More Spanish. The POW didn’t have to answer that. Did he know he didn’t have to? Morrell wasn’t about to tell him. And he answered willingly enough. “He says he’s with the Veracruz Division, sir,” the interpreter reported. “He says that’s the best one Mexico has. Their orders are to take places the Confederates haven’t been able to capture.”

“Are they?” Morrell carefully didn’t smile at that. He suspected any number of Confederate officers would have had apoplexy if they heard the Mexican prisoner. If the Veracruz Division was the best one Francisco Jose had, the Emperor of Mexico would have been well advised not to take on anything tougher than a belligerent chipmunk. The men all had rifles, but they were woefully short on machine guns, artillery, barrels, and motorized transport. The soldiers seemed brave enough, but sending them up against a modern army wouldn’t have been far from murder-if that modern army hadn’t been so busy in so many other places.

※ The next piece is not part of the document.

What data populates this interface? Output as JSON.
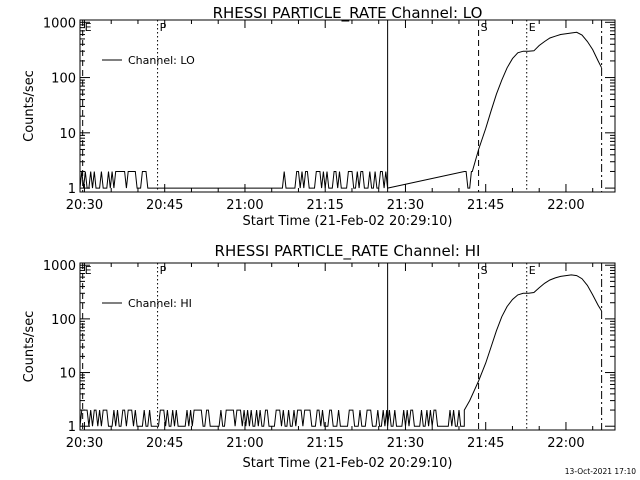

The prisoner spoke without being asked anything. He sounded anxious. He sounded, frankly, scared out of his wits. Morrell had a hard time blaming him. Surrender was a chancy enough business even when two sides used the same language, as U.S. and C.S. soldiers did. Would-be POWs sometimes turned into casualties when their captors either wanted revenge for something that had happened to them or just lacked the time to deal with prisoners. If a captive knew no English… He likely thinks we’ll eat him for supper, Morrell thought, not without sympathy.